Anno XI 
Domenica 26 Aprile 2026
Spazio disponibilie
Spazio disponibilie
Spazio disponibilie
Spazio disponibilie

Scritto da Redazione
Piana
10 Febbraio 2026

Visite: 133

Domani mattina (11 febbraio) all'Auditorium Vincenzo da Massa Carrara di Porcari le classi terze della scuola secondaria di primo grado Enrico Pea incontreranno Armando Sestani, studioso dell'Isrec Lucca e figlio di esuli del confine orientale, in un appuntamento promosso in occasione del Giorno del ricordo. Un momento di approfondimento e testimonianza diretta dedicato a una delle pagine più complesse del Novecento italiano, per offrire ai ragazzi strumenti di conoscenza e consapevolezza storica, con una particolare attenzione al tema dei rifugiati e alle condizioni che migliaia di famiglie si trovarono ad affrontare dopo l'esodo.

Sestani porterà agli studenti la memoria familiare che è alla base del suo volume Esuli a Lucca (2015), un lavoro documentato e ricco di dati che ricostruisce l'arrivo degli esuli giuliano-dalmati a Lucca dopo il 1947 e la loro lunga permanenza negli spazi del Real Collegio. Una vicenda che intreccia la storia nazionale con quella locale: il padre, Silvio Sestan – il cui cognome fu italianizzato nel 1932 per decreto del prefetto di Pola – e la madre Elvia Fanucco, entrambi nati a Pola, vissero per nove anni in un campo profughi a Taranto prima di approdare a Lucca alla fine degli anni Sessanta. La sua testimonianza ripercorrerà la guerra e il dopoguerra a Lucca visti dalla parte degli sfollati, le vicende del confine orientale, l'esodo del 1947 e soprattutto il difficile inserimento dei profughi nella nuova realtà: l'identità, il lavoro, la casa, la vita religiosa e la dimensione della convivenza forzata, mettendo in luce le difficoltà materiali e psicologiche che i rifugiati dovettero affrontare nel ricostruire una vita lontano dalla propria terra.

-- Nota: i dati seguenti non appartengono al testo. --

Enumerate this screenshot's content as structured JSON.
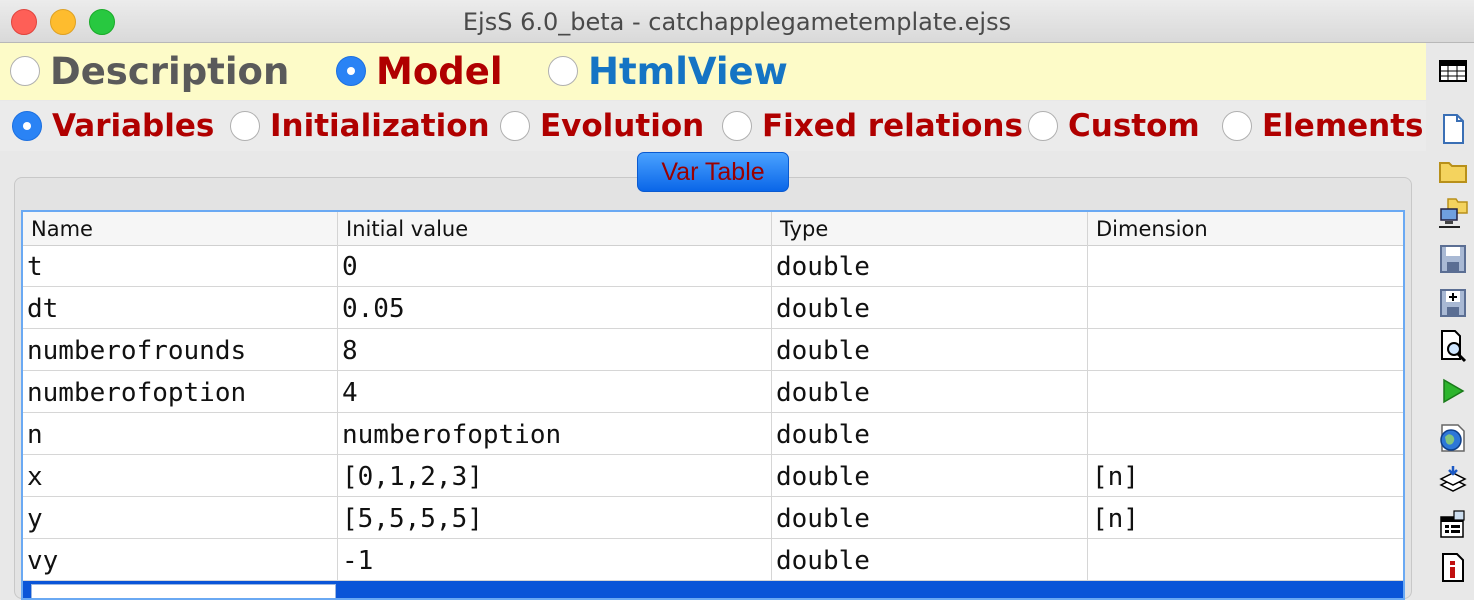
{
  "window": {
    "title": "EjsS 6.0_beta - catchapplegametemplate.ejss"
  },
  "main_tabs": [
    {
      "label": "Description",
      "selected": false,
      "color": "#5a5a5a"
    },
    {
      "label": "Model",
      "selected": true,
      "color": "#b00000"
    },
    {
      "label": "HtmlView",
      "selected": false,
      "color": "#1574c4"
    }
  ],
  "sub_tabs": [
    {
      "label": "Variables",
      "selected": true
    },
    {
      "label": "Initialization",
      "selected": false
    },
    {
      "label": "Evolution",
      "selected": false
    },
    {
      "label": "Fixed relations",
      "selected": false
    },
    {
      "label": "Custom",
      "selected": false
    },
    {
      "label": "Elements",
      "selected": false
    }
  ],
  "var_table": {
    "tab_label": "Var Table",
    "columns": [
      "Name",
      "Initial value",
      "Type",
      "Dimension"
    ],
    "rows": [
      [
        "t",
        "0",
        "double",
        ""
      ],
      [
        "dt",
        "0.05",
        "double",
        ""
      ],
      [
        "numberofrounds",
        "8",
        "double",
        ""
      ],
      [
        "numberofoption",
        "4",
        "double",
        ""
      ],
      [
        "n",
        "numberofoption",
        "double",
        ""
      ],
      [
        "x",
        "[0,1,2,3]",
        "double",
        "[n]"
      ],
      [
        "y",
        "[5,5,5,5]",
        "double",
        "[n]"
      ],
      [
        "vy",
        "-1",
        "double",
        ""
      ]
    ]
  },
  "toolbar_icons": [
    "table-icon",
    "new-file-icon",
    "open-folder-icon",
    "open-network-icon",
    "save-icon",
    "save-as-icon",
    "search-icon",
    "run-icon",
    "web-icon",
    "package-icon",
    "options-icon",
    "info-icon"
  ],
  "colors": {
    "accent": "#2a83f5",
    "sub_tab_text": "#b00000",
    "selection": "#0a55d8"
  }
}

"Il Giorno del Ricordo – dice l'assessora alla scuola Madalina Golea – diviene così un'occasione preziosa per trasmettere alle nuove generazioni una memoria consapevole, fondata sui fatti e sulle storie delle persone. Incontrare chi porta con sé un'esperienza familiare così significativa aiuta i ragazzi a comprendere cosa significhino davvero parole come esodo, confine, identità e accoglienza. Abbiamo voluto questo momento perché la scuola è il luogo in cui la storia diventa coscienza civile. Ascoltare la voce di Armando Sestani significa collegare le vicende del confine orientale alla nostra comunità, alla storia del Real Collegio e alla città di Lucca, rendendo la memoria viva e concreta".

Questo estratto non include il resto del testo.